C’est au IXesiècle qu’apparaissent les premiers seigneurs de Turenne. Devenue un véritable État féodal à la suite des croisades, puis un des plus grands fiefs de France au XIVe siècle, le comté de Quercy puis la vicomté de Turenne jouit du Moyen Âge au XVIIIe siècle d’une autonomie complète.
Jusqu’en 1738, les vicomtes, tenus à un simple hommage d’honneur envers le roi et exempts d’impôts à son égard, agissent en véritables souverains : ils réunissent des États généraux, lèvent les impôts, battent monnaie, anoblissent.
La vicomté forme un état dans l’État. Ainsi, lorsque le roi interdit dans le royaume la culture du tabac, introduite en Aquitaine en 1560, cette mesure ne s’applique pas à la vicomté, où, au contraire, elle s’intensifie.
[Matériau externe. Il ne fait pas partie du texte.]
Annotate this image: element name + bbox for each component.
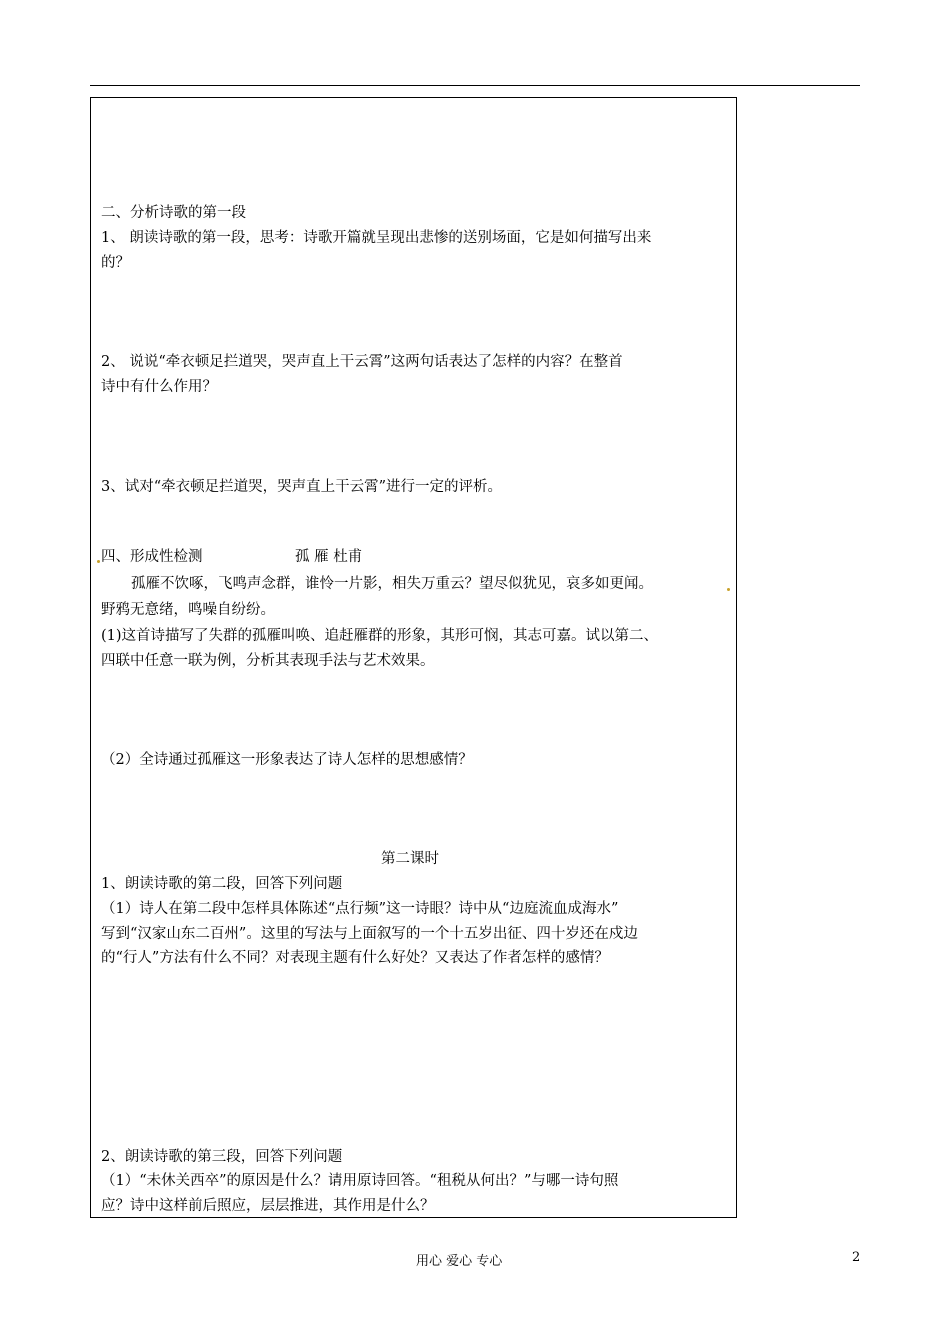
question-text: 写到“汉家山东二百州”。这里的写法与上面叙写的一个十五岁出征、四十岁还在戍边 (101, 926, 638, 942)
question-text: 诗中有什么作用？ (101, 379, 217, 395)
question-text: 的“行人”方法有什么不同？对表现主题有什么好处？又表达了作者怎样的感情？ (101, 950, 609, 966)
marker-dot (727, 588, 730, 591)
page-number: 2 (852, 1250, 861, 1265)
lesson-title: 第二课时 (381, 851, 439, 867)
question-text: （1）诗人在第二段中怎样具体陈述“点行频”这一诗眼？诗中从“边庭流血成海水” (101, 901, 619, 917)
question-text: 四联中任意一联为例，分析其表现手法与艺术效果。 (101, 653, 435, 669)
question-text: （1）“未休关西卒”的原因是什么？请用原诗回答。“租税从何出？”与哪一诗句照 (101, 1173, 619, 1189)
question-text: 应？诗中这样前后照应，层层推进，其作用是什么？ (101, 1198, 435, 1214)
poem-text: 野鸦无意绪，鸣噪自纷纷。 (101, 602, 275, 618)
question-text: （2）全诗通过孤雁这一形象表达了诗人怎样的思想感情？ (101, 752, 473, 768)
question-text: 2、 说说“牵衣顿足拦道哭，哭声直上干云霄”这两句话表达了怎样的内容？在整首 (101, 354, 623, 370)
question-text: 2、朗读诗歌的第三段，回答下列问题 (101, 1149, 343, 1165)
footer-slogan: 用心 爱心 专心 (416, 1254, 503, 1269)
question-text: 3、试对“牵衣顿足拦道哭，哭声直上干云霄”进行一定的评析。 (101, 479, 503, 495)
poem-text: 孤雁不饮啄，飞鸣声念群，谁怜一片影，相失万重云？望尽似犹见，哀多如更闻。 (131, 576, 653, 592)
marker-dot (97, 560, 100, 563)
question-text: 1、 朗读诗歌的第一段，思考：诗歌开篇就呈现出悲惨的送别场面，它是如何描写出来 (101, 230, 652, 246)
question-text: (1)这首诗描写了失群的孤雁叫唤、追赶雁群的形象，其形可悯，其志可嘉。试以第二、 (101, 628, 659, 644)
question-text: 1、朗读诗歌的第二段，回答下列问题 (101, 876, 343, 892)
section-heading: 四、形成性检测 (101, 549, 203, 565)
header-rule (90, 85, 860, 86)
poem-title: 孤 雁 杜甫 (295, 549, 363, 565)
section-heading: 二、分析诗歌的第一段 (101, 205, 246, 221)
question-text: 的？ (101, 255, 130, 271)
La seigneurie de Turenne occupe un territoire limité par trois provinces et trois évêchés. Jouxtant le Périgord noir, elle prend appui dès l’origine sur le Bas Limousin et le Quercy. Elle contrôle notamment les transhumances de bétail entre les plateaux du Limousin et ceux du Quercy.
Dans sa plus grande extension, au XVe siècle, elle s’étire des environs de Meymac ou de Lapleau (Corrèze), au nord-est, à ceux de Terrasson (Dordogne), à l’ouest, et de Gramat (Lot), au sud.
À cette époque, les principales villes fortifiées de la vicomté sont Argentat, Servières, Beaulieu, Gagnac, Martel, Saint-Céré et Turenne ; les remparts entourent également les bastides de Bretenoux et Puybrun, les cités de Carennac, Vayrac, Curemonte, Meyssac et Collonges. On dénombre alors environ 100 000 habitants, répartis en 18 500 feux, 111 paroisses, 1 200 villages et bon nombre d’abbayes.